Overall, roughly three in four Americans say the economy is not so good or poor. Even as the unemployment rate has hovered below 4 percent for more than a year, 57 percent of Americans rate the economy negatively. There are even worse ratings of gas or energy prices - 87 percent say not so good or poor - and food prices - a 91 percent negative rating.
For the Fed’s part, officials have made clear that it will keep pressure on the economy for as long as necessary, even if that means keeping interest rates higher for longer than anticipated. Officials fear that if they let up too early, the remaining sources of inflation will become even more embedded in the economy.
Part of the challenge, though, is that rate hikes are a blunt tool. They can cause banks to shy away from lending or keep mortgage rates above 7 percent, as they are now. But they can’t lower prices at the pump or build more houses for renters struggling to meet their budgets.
Until recently, the broad expectation was that higher rates would send the economy into a recession, as people pulled back on spending and businesses slashed hiring. But month after month, an entirely different picture has come into view: Consumers are still spending big on vacations, concerts and dining out. Businesses are still hiring, with employers adding a stunning 336,000 jobs in September. Fed officials expect the economy will grow 2.1 percent this year.
The flip side, though, is that such solid growth makes the Fed’s job even harder. The central bank strives for stable prices and a healthy labor market. And it can’t get prices to a more stable level of 2 percent until the economy cools to a more sustainable pace. The looming question for policymaking is what happens if progress stops short.
“There’s going to be a whole lot of debates around, ‘What if it levels out at 2.5 or 2.75?’ What should the Fed do?” said Justin Wolfers, a professor of public policy and economics at the University of Michigan. “At this point, we don’t have a sense it’s leveling out. But what we know is it’s most of the way there.”
Already, Fed officials have made clear that if the economy continues to charge ahead, they could be forced to do more with interest rates. Policymakers have signaled that they could raise rates one more time, by a modest quarter-point, before the end of the year.
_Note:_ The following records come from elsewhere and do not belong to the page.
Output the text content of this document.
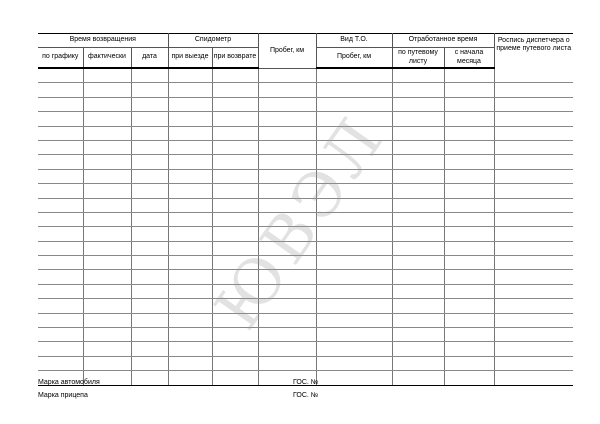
Время возвращения			Спидометр		Пробег, км	Вид Т.О.	Отработанное время		Роспись диспетчера о приеме путевого листа
по графику	фактически	дата	при выезде	при возврате		Пробег, км	по путевому листу	с начала месяца	

Марка автомобиля	ГОС. №
Марка прицепа	ГОС. №
ЮВЭЛ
But even that plan has been jumbled by uncertainty in financial markets.
Yields on government bonds have shot up, especially the 10-year Treasury, a crucial benchmark that buttresses borrowing rates worldwide. Some Fed officials have hinted that higher yields could do the job of one more rate hike, lessening the need for the central bank to hike again when it convenes on Oct. 31-Nov. 1. (After that, officials have one more meeting scheduled for December.)
“If term premiums rise, they could do some of the work of cooling the economy for us, leaving less need for additional monetary policy tightening,” said Lorie Logan, president of the Dallas Fed, in remarks before the National Association for Business Economics on Monday.
In Ohio, John Lamb is feeling plenty of cooling already. The president of Cleveland Express Trucking said the end of the year is usually “every carrier’s best quarter,” as retailers and warehouses stock up for the holidays. There’s been a bit of a bump but nothing close to normal years.
Meanwhile, tire costs are way up. Fuel prices bounce around and make it hard to plan for the future. Customers are haggling for cheaper rates. But Lamb can’t justify those cuts at the same time he’s trying to offset costs elsewhere. In some cases, the best answer is to wait and see how his slice of the economy shakes out.
“I wanted to order three new tractors for next year, and I’m waiting now,” Lamb said. “You need spares, because things break down or they’re in for maintenance. But I can’t justify buying equipment now.”